Michael turned away. His shadow on the wall looked enormous and threatening. 

‘It’s real, isn’t it?’ he said, tightly. ‘All this conspiracy stuff. It’s real.’ 

‘It’s going to bear some further investigation, let’s put it that way.’ 

‘Yes,’ said Michael, and he could almost feel the floor opening up underneath his feet. 

There was nothing much more they could do that night except drink and watch television and plan what they would do in the morning. 
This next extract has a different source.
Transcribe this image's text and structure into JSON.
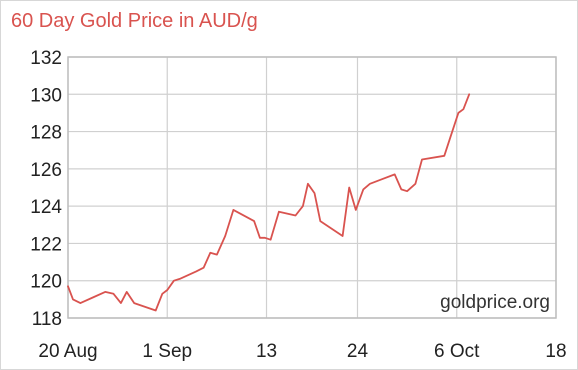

At ten o’clock, CBS flashed a live news bulletin from Seaver Street. There was no sound at first, but the picture told it all. A black reporter was standing in a debris-littered bar with automobiles and trucks burning in the background. Red-and-blue police lights flashed on his sweating face. 

They heard him say, ‘ –
seven National Guardsman killed when their Chinook helicopter came down over Grove Hall, eighteen civilians missing – rioting now totally out of control – governor has declared a state of emergency –’
 

‘End of the world as we know it,’ Victor remarked, drily. 

Back in the studio, anchorman John Breezeman announced, ‘We have just received a release from the White House that the president is “gravely concerned” about the rioting in Boston and has promised the governor his “wholehearted personal support.” ‘ 

Michael got up and switched the television off. ‘Let’s get some sleep. I don’t want to face the end of the world with a hangover.’ 

But that night, in the very small hours of the morning, Michael had the most extraordinary and frightening nightmare. He was falling through darkness, as he always fell, and he knew that other bodies were falling all around him. 

But as he plunged through the night, he felt somebody jostling against him. Suddenly, he wasn’t falling, but pushing his way through a crowd, and everybody was jostling him. They didn’t jostle like a normal crowd, however. They did it stiffly and erratically, as if they were incapable of standing up by themselves, as if somebody was pushing them and pulling them to make them move. 

As if they were dead.
 

Through the crowd, he glimpsed a man in a suit, and the man was smiling. He didn’t speak, he simply waved; and as Michael pushed his way closer, he held out both of his hands, as if he wanted to catch hold of Michael, embrace him, take him into his arms. 

Michael screamed at him, ‘No! Don’t come near me! Don’t come near me!’ 

He wasn’t afraid of the jiggling bodies all around him. He wasn’t afraid of the man in the suit. 

He was afraid of the harm that he himself was about to inflict. He was terrified of his own murderous intent. 

If the man in the suit came any closer, Michael was sure that he would have to kill him. Slice him open, like a ripened cantaloupe. 

But the man kept smiling, and pushing his way nearer, and Michael couldn’t turn around, couldn’t escape, because of all of the dead jostling bodies.